TASK-3 channel is not required for the development of the ventilatory responses to hypoxia and CO₂ in mice. A, Ventilatory responses to hypoxia (10% O₂ in the inspired air) in conscious TASK-3-deficient mice (TASK-3^−/−) and their wild-type counterparts (TASK^+/+). B, Ventilatory responses to varying levels of normoxic hypercapnia in TASK-3^−/− and TASK^+/+ mice. Data are presented as means ± SE. Numbers in parentheses indicate sample sizes.

Figure 3.

Impaired carotid body function in TASK-deficient mice. A, Representative raw data showing hypoxia-evoked increases in the carotid sinus nerve (CSN) chemoafferent discharge recorded in the in vitro superfused carotid body/carotid sinus nerve preparations taken from the TASK-1-deficient mice (TASK-1^−/−), TASK-1- and TASK-3-deficient mice (TASK-1/3^−/−), and their wild-type counterparts (TASK^+/+).

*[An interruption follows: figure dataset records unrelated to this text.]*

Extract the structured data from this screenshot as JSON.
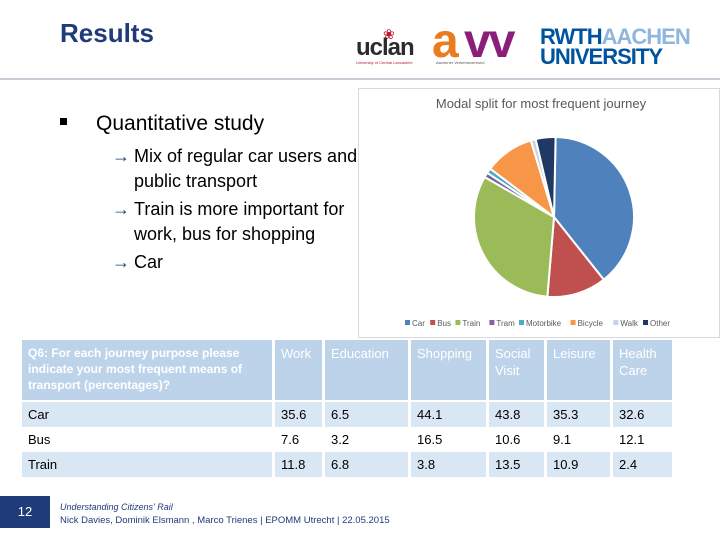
{
  "slide": {
    "title": "Results",
    "page_number": "12"
  },
  "logos": {
    "uclan": {
      "word": "uclan",
      "tagline": "University of Central Lancashire"
    },
    "avv": {
      "a": "a",
      "vv": "vv",
      "tagline": "Aachener Verkehrsverbund"
    },
    "rwth": {
      "part1": "RWTH",
      "part2": "AACHEN",
      "part3": "UNIVERSITY"
    }
  },
  "bullets": {
    "main": "Quantitative study",
    "arrow_glyph": "→",
    "sub": [
      "Mix of regular car users and public transport",
      "Train is more important for work, bus for shopping",
      "Car"
    ]
  },
  "chart_data": {
    "type": "pie",
    "title": "Modal split for most frequent journey",
    "slices": [
      {
        "label": "Car",
        "value": 39,
        "color": "#4f81bd"
      },
      {
        "label": "Bus",
        "value": 12,
        "color": "#c0504d"
      },
      {
        "label": "Train",
        "value": 32,
        "color": "#9bbb59"
      },
      {
        "label": "Tram",
        "value": 1,
        "color": "#8064a2"
      },
      {
        "label": "Motorbike",
        "value": 1,
        "color": "#4bacc6"
      },
      {
        "label": "Bicycle",
        "value": 10,
        "color": "#f79646"
      },
      {
        "label": "Walk",
        "value": 1,
        "color": "#c6d3e4"
      },
      {
        "label": "Other",
        "value": 4,
        "color": "#1f3864"
      }
    ],
    "legend_position": "bottom"
  },
  "table": {
    "question": "Q6: For each journey purpose please indicate your most frequent means of transport (percentages)?",
    "columns": [
      "Work",
      "Education",
      "Shopping",
      "Social Visit",
      "Leisure",
      "Health Care"
    ],
    "rows": [
      {
        "mode": "Car",
        "values": [
          "35.6",
          "6.5",
          "44.1",
          "43.8",
          "35.3",
          "32.6"
        ]
      },
      {
        "mode": "Bus",
        "values": [
          "7.6",
          "3.2",
          "16.5",
          "10.6",
          "9.1",
          "12.1"
        ]
      },
      {
        "mode": "Train",
        "values": [
          "11.8",
          "6.8",
          "3.8",
          "13.5",
          "10.9",
          "2.4"
        ]
      }
    ]
  },
  "footer": {
    "line1": "Understanding Citizens' Rail",
    "line2": "Nick Davies, Dominik Elsmann , Marco Trienes | EPOMM Utrecht | 22.05.2015"
  }
}
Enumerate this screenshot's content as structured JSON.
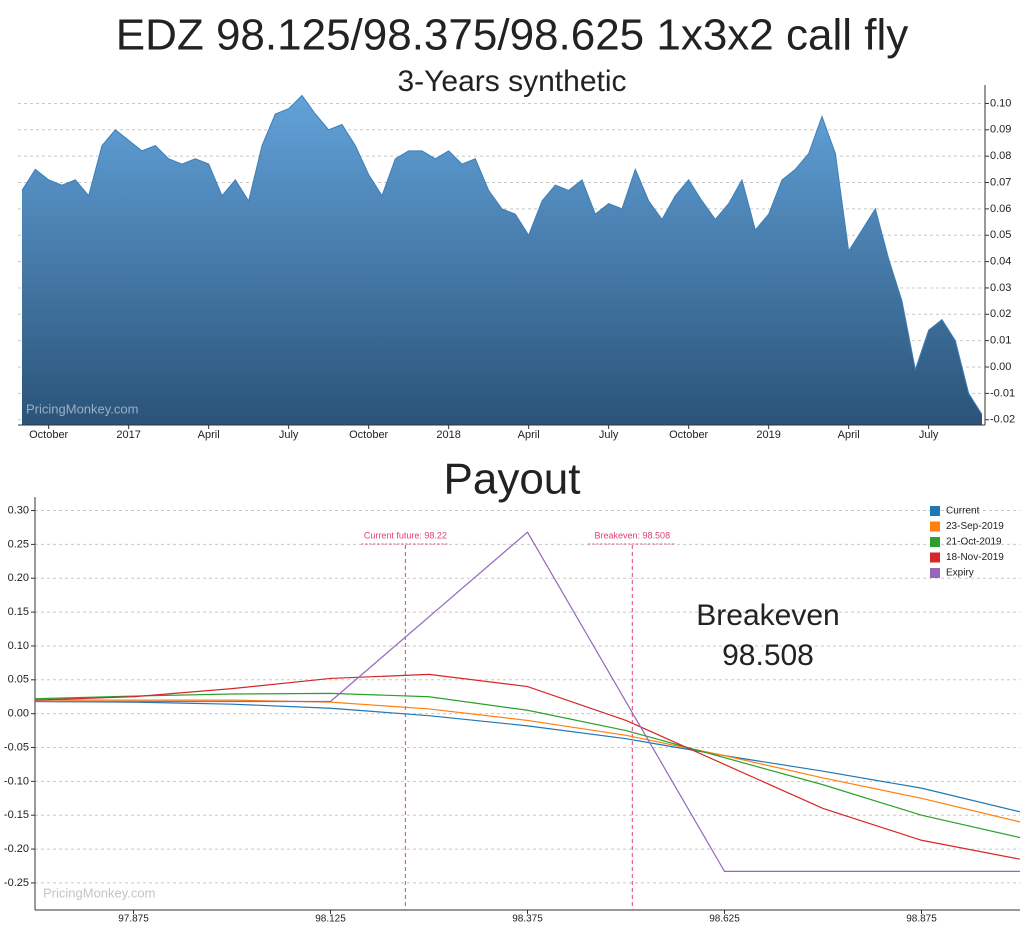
{
  "chart_data": [
    {
      "type": "area",
      "title": "EDZ 98.125/98.375/98.625 1x3x2 call fly",
      "subtitle": "3-Years synthetic",
      "watermark": "PricingMonkey.com",
      "categories": [
        null,
        null,
        "October",
        null,
        null,
        null,
        null,
        null,
        "2017",
        null,
        null,
        null,
        null,
        null,
        "April",
        null,
        null,
        null,
        null,
        null,
        "July",
        null,
        null,
        null,
        null,
        null,
        "October",
        null,
        null,
        null,
        null,
        null,
        "2018",
        null,
        null,
        null,
        null,
        null,
        "April",
        null,
        null,
        null,
        null,
        null,
        "July",
        null,
        null,
        null,
        null,
        null,
        "October",
        null,
        null,
        null,
        null,
        null,
        "2019",
        null,
        null,
        null,
        null,
        null,
        "April",
        null,
        null,
        null,
        null,
        null,
        "July",
        null,
        null,
        null,
        null
      ],
      "values": [
        0.067,
        0.075,
        0.071,
        0.069,
        0.071,
        0.065,
        0.084,
        0.09,
        0.086,
        0.082,
        0.084,
        0.079,
        0.077,
        0.079,
        0.077,
        0.065,
        0.071,
        0.063,
        0.084,
        0.096,
        0.098,
        0.103,
        0.096,
        0.09,
        0.092,
        0.084,
        0.073,
        0.065,
        0.079,
        0.082,
        0.082,
        0.079,
        0.082,
        0.077,
        0.079,
        0.067,
        0.06,
        0.058,
        0.05,
        0.063,
        0.069,
        0.067,
        0.071,
        0.058,
        0.062,
        0.06,
        0.075,
        0.063,
        0.056,
        0.065,
        0.071,
        0.063,
        0.056,
        0.062,
        0.071,
        0.052,
        0.058,
        0.071,
        0.075,
        0.081,
        0.095,
        0.081,
        0.044,
        0.052,
        0.06,
        0.041,
        0.025,
        -0.001,
        0.014,
        0.018,
        0.01,
        -0.01,
        -0.018
      ],
      "color": "#3d7fb5",
      "ylim": [
        -0.022,
        0.107
      ],
      "yticks": [
        -0.02,
        -0.01,
        {
          "value": 0,
          "label": "0.00"
        },
        0.01,
        0.02,
        0.03,
        0.04,
        0.05,
        0.06,
        0.07,
        0.08,
        0.09,
        {
          "value": 0.1,
          "label": "0.10"
        }
      ],
      "grid": true
    },
    {
      "type": "line",
      "title": "Payout",
      "watermark": "PricingMonkey.com",
      "x": [
        97.75,
        97.875,
        98.0,
        98.125,
        98.25,
        98.375,
        98.5,
        98.625,
        98.75,
        98.875,
        99.0
      ],
      "series": [
        {
          "name": "Current",
          "color": "#1f77b4",
          "values": [
            0.018,
            0.017,
            0.014,
            0.008,
            -0.003,
            -0.018,
            -0.037,
            -0.062,
            -0.085,
            -0.11,
            -0.145
          ]
        },
        {
          "name": "23-Sep-2019",
          "color": "#ff7f0e",
          "values": [
            0.02,
            0.02,
            0.02,
            0.017,
            0.007,
            -0.01,
            -0.032,
            -0.062,
            -0.095,
            -0.125,
            -0.16
          ]
        },
        {
          "name": "21-Oct-2019",
          "color": "#2ca02c",
          "values": [
            0.022,
            0.026,
            0.029,
            0.03,
            0.025,
            0.005,
            -0.025,
            -0.065,
            -0.105,
            -0.15,
            -0.183
          ]
        },
        {
          "name": "18-Nov-2019",
          "color": "#d62728",
          "values": [
            0.02,
            0.025,
            0.037,
            0.052,
            0.058,
            0.04,
            -0.01,
            -0.075,
            -0.14,
            -0.187,
            -0.215
          ]
        },
        {
          "name": "Expiry",
          "color": "#9467bd",
          "values": [
            0.018,
            0.018,
            0.018,
            0.018,
            0.143,
            0.268,
            0.0175,
            -0.233,
            -0.233,
            -0.233,
            -0.233
          ]
        }
      ],
      "xlim": [
        97.75,
        99.0
      ],
      "xticks": [
        97.875,
        98.125,
        98.375,
        98.625,
        98.875
      ],
      "ylim": [
        -0.29,
        0.32
      ],
      "yticks": [
        -0.25,
        {
          "value": -0.2,
          "label": "-0.20"
        },
        -0.15,
        {
          "value": -0.1,
          "label": "-0.10"
        },
        -0.05,
        {
          "value": 0,
          "label": "0.00"
        },
        0.05,
        {
          "value": 0.1,
          "label": "0.10"
        },
        0.15,
        {
          "value": 0.2,
          "label": "0.20"
        },
        0.25,
        {
          "value": 0.3,
          "label": "0.30"
        }
      ],
      "grid": true,
      "legend": "top-right",
      "annotations": [
        {
          "x": 98.22,
          "label": "Current future: 98.22",
          "color": "#e0407a"
        },
        {
          "x": 98.508,
          "label": "Breakeven: 98.508",
          "color": "#e0407a"
        }
      ],
      "note": [
        "Breakeven",
        "98.508"
      ]
    }
  ]
}
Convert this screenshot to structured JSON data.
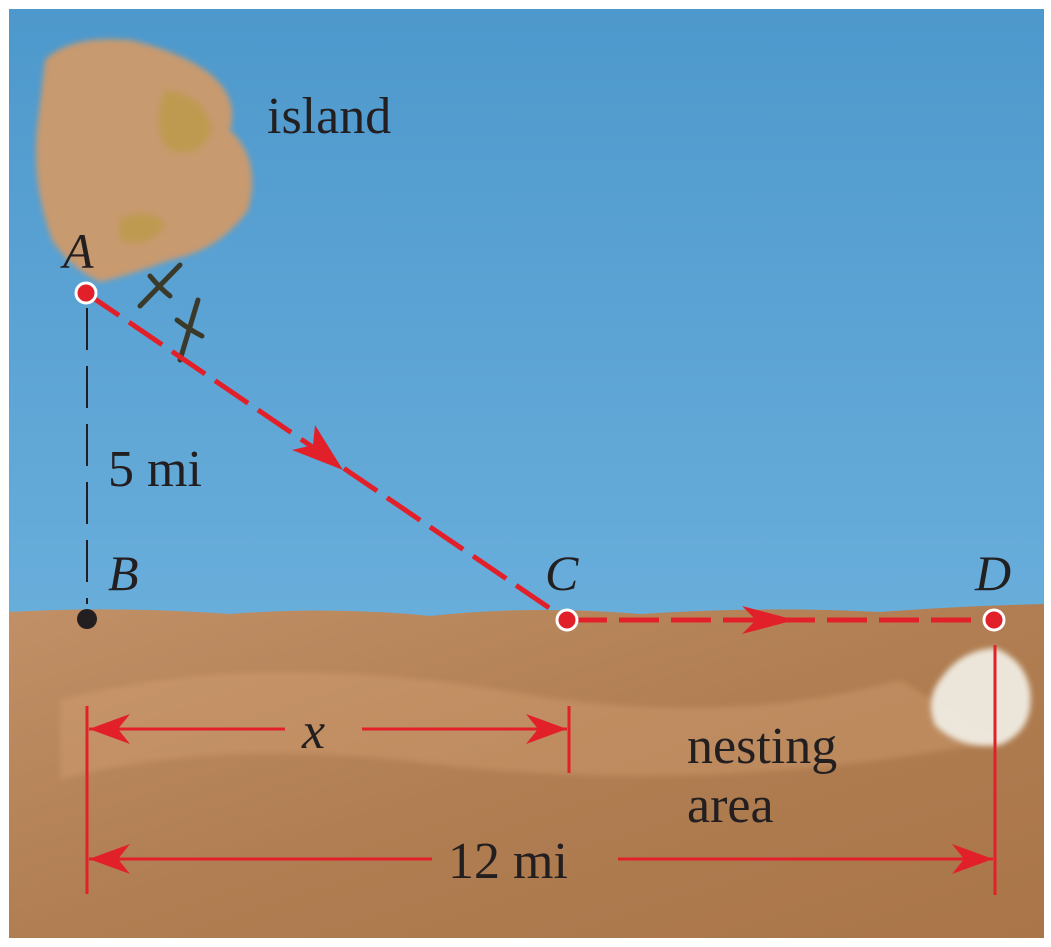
{
  "colors": {
    "water": "#5a9fcf",
    "land": "#b8875c",
    "path": "#e2202a",
    "ink": "#231f20"
  },
  "labels": {
    "island": "island",
    "nesting_line1": "nesting",
    "nesting_line2": "area",
    "point_a": "A",
    "point_b": "B",
    "point_c": "C",
    "point_d": "D",
    "dist_ab": "5 mi",
    "dist_bc": "x",
    "dist_bd": "12 mi"
  },
  "icons": [
    "island-rock",
    "nest-rock",
    "bird-icon"
  ]
}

B, Raw data illustrating CO₂-evoked increases in the carotid sinus nerve chemoafferent discharge recorded in the in vitro superfused carotid body/carotid sinus nerve preparations taken from TASK-1^−/−, TASK-1/3^−/−, and TASK^+/+ mice. C, D, Summary data of the mean peak hypoxia (C)- and CO₂ (D)-induced increases in discharge frequency of the carotid sinus nerve in preparations taken from TASK-1^−/−, TASK-1/3^−/−, and TASK^+/+ mice. E, F, Summary data of the mean integral of hypoxia (E)- and CO₂ (F)-induced increases in discharge frequency (∫ΔFF) of the carotid sinus nerve in preparations taken from TASK-1^−/−, TASK-1/3^−/−, and TASK^+/+ mice. Data are presented as means ± SE. Numbers in parentheses indicate sample sizes. FF, Discharge frequency. *p < 0.05, significantly different from TASK^+/+ under the same conditions.

Figure 4.

Single-unit analysis of the carotid sinus nerve responses to chemosensory stimulation in TASK-deficient mice. A, Representative raw data of the discharge frequency profiles of eight carotid sinus nerve single chemoafferent fibers recorded under basal conditions and during hypoxic stimulation in the in vitro superfused carotid body/carotid sinus nerve preparations taken from the TASK-1-deficient mice (TASK-1^−/−; right) and their wild-type counterparts (TASK^+/+; left). B, Summary data of the mean peak hypoxia-induced increases in discharge frequency (left) and mean integral of the hypoxia-induced increase in discharge frequency (∫ΔFF; right) of the carotid sinus nerve chemoafferent fibers in preparations taken from TASK-1^−/−, TASK-1/3^−/−, and TASK^+/+ mice. C, Summary data of the mean peak CO₂-induced increases in discharge frequency and mean integral of CO₂-induced increase in discharge frequency (∫ΔFF) of the carotid sinus nerve chemoafferent fibers in preparations taken from TASK-1^−/−, TASK-1/3^−/−, and TASK^+/+ mice. Data are presented as means ± SE. Numbers in parentheses indicate sample sizes. FF, Discharge frequency. *p < 0.05, significantly different from TASK^+/+ under the same conditions.